Background: Cereal storage proteins represent one of the most important sources of protein for food and feed and they are coded by multigene families. The expression of the storage protein genes exhibits a temporal fluctuation but also a response to environmental stimuli. Analysis of temporal gene expression combined with genetic variation in large multigene families with high homology among the alleles is very challenging.
Results: We designed a rapid qRT-PCR system with the aim of characterising the variation in the expression of hordein genes families. All the known D-, C-, B-, and γ-hordein sequences coding full length open reading frames were collected from commonly available databases. Phylogenetic analysis was performed and the members of the different hordein families were classified into subfamilies. Primer sets were designed to discriminate the gene expression level of whole families, subfamilies or individual members. The specificity of the primer sets was validated before successfully applying them to a cDNA population derived from developing grains of field grown Hordeum vulgare cv. Barke. The results quantify the number of moles of transcript contributed to a particular gene family and its subgroups.
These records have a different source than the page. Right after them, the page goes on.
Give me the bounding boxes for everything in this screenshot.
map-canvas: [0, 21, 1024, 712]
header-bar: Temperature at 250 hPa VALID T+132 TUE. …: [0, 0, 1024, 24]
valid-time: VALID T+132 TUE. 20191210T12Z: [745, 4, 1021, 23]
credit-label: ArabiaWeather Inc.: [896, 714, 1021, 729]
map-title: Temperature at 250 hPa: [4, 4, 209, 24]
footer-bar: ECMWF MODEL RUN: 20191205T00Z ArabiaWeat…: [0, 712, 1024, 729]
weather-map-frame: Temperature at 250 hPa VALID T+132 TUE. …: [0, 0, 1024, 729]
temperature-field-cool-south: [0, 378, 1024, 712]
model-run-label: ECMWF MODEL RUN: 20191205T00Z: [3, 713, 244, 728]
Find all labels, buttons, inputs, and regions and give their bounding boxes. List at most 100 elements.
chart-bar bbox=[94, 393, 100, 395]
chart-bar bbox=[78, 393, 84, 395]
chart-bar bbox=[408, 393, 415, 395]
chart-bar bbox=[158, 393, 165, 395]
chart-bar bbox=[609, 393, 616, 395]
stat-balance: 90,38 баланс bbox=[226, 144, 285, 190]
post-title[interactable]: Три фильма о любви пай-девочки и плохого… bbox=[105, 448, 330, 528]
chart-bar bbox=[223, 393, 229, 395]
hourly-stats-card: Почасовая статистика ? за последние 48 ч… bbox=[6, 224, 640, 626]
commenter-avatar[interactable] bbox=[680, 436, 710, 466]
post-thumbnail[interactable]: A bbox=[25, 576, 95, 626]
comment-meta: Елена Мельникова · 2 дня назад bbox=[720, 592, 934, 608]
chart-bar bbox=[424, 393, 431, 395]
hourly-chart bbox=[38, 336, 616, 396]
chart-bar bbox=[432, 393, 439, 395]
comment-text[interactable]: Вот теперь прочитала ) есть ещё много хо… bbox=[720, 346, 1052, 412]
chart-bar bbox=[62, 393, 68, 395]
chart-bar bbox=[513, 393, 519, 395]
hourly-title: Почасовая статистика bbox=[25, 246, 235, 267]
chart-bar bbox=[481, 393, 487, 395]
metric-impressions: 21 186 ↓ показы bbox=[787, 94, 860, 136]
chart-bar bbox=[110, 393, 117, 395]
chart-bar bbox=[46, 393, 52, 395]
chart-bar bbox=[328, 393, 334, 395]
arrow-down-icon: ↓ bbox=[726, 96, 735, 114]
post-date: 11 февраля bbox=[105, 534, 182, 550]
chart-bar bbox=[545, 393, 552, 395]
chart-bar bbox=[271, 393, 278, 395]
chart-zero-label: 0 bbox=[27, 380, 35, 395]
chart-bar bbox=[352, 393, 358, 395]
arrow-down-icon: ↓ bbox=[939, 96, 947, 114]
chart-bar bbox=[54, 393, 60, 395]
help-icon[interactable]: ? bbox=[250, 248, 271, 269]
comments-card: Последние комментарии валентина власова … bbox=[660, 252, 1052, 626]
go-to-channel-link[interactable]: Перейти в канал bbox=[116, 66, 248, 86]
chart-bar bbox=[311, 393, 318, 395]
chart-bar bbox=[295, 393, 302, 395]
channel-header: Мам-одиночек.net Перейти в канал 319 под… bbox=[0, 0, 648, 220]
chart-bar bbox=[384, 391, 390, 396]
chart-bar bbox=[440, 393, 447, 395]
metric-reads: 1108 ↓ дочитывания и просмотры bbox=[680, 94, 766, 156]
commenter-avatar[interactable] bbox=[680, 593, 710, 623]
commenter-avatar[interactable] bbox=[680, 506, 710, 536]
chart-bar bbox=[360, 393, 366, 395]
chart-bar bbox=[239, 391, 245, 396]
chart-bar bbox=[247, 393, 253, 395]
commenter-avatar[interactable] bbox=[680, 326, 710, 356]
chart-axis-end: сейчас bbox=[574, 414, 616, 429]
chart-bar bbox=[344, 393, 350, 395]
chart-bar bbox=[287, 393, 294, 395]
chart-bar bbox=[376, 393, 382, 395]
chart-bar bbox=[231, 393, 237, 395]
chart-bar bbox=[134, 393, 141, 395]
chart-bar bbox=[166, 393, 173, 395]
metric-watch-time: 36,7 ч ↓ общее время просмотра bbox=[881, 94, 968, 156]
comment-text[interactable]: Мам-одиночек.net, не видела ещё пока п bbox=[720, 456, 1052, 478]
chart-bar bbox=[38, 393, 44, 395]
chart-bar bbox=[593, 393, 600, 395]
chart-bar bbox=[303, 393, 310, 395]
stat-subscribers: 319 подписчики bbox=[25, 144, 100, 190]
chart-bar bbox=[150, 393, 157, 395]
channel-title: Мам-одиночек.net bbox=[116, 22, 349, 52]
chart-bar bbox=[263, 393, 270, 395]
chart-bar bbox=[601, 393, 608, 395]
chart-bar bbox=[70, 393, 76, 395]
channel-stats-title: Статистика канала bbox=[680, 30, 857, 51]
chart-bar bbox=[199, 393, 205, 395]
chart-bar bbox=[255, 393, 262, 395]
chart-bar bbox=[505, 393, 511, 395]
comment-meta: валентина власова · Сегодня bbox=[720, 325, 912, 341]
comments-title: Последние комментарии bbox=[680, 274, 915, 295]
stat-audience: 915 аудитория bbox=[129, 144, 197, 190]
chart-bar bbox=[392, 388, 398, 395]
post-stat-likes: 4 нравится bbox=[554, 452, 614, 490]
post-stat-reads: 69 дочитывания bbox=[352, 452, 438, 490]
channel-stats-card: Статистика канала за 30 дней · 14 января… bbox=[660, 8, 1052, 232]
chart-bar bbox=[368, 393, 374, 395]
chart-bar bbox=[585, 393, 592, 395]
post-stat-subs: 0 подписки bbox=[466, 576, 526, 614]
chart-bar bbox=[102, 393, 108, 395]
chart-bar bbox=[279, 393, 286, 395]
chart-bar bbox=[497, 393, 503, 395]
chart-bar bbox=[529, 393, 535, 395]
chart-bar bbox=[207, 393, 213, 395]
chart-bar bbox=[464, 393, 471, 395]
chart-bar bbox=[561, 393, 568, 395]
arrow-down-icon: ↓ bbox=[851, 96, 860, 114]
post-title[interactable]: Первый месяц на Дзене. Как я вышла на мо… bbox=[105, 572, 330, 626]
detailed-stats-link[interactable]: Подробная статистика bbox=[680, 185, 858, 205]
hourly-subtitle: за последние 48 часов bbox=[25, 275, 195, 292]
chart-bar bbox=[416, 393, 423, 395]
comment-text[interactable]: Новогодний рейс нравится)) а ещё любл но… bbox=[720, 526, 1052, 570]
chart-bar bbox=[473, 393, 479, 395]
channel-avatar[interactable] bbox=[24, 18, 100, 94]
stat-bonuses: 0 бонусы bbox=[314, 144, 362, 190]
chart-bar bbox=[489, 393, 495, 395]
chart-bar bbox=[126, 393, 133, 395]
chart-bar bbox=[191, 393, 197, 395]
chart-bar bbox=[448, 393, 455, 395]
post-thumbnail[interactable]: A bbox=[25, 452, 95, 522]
More over the results indicate the genotypic specific gene expression.
Conclusions: Quantitative RT-PCR with SYBR Green labelling can be a useful technique to follow gene expression levels of large gene families with highly homologues members. We showed variation in the temporal expression of genes coding for barley storage proteins. The results imply that our rapid qRT-PCR system was sensitive enough to identify the presence of alleles and their expression profiles. It can be used to check the temporal fluctuations in hordein expressions or to find differences in their response to environmental stimuli. The method could be extended for cultivar recognition as some of the sequences from the database originated from cv. Golden Promise were not expressed in the studied barley cultivar Barke although showed primer specificity with their cloned DNA sequences.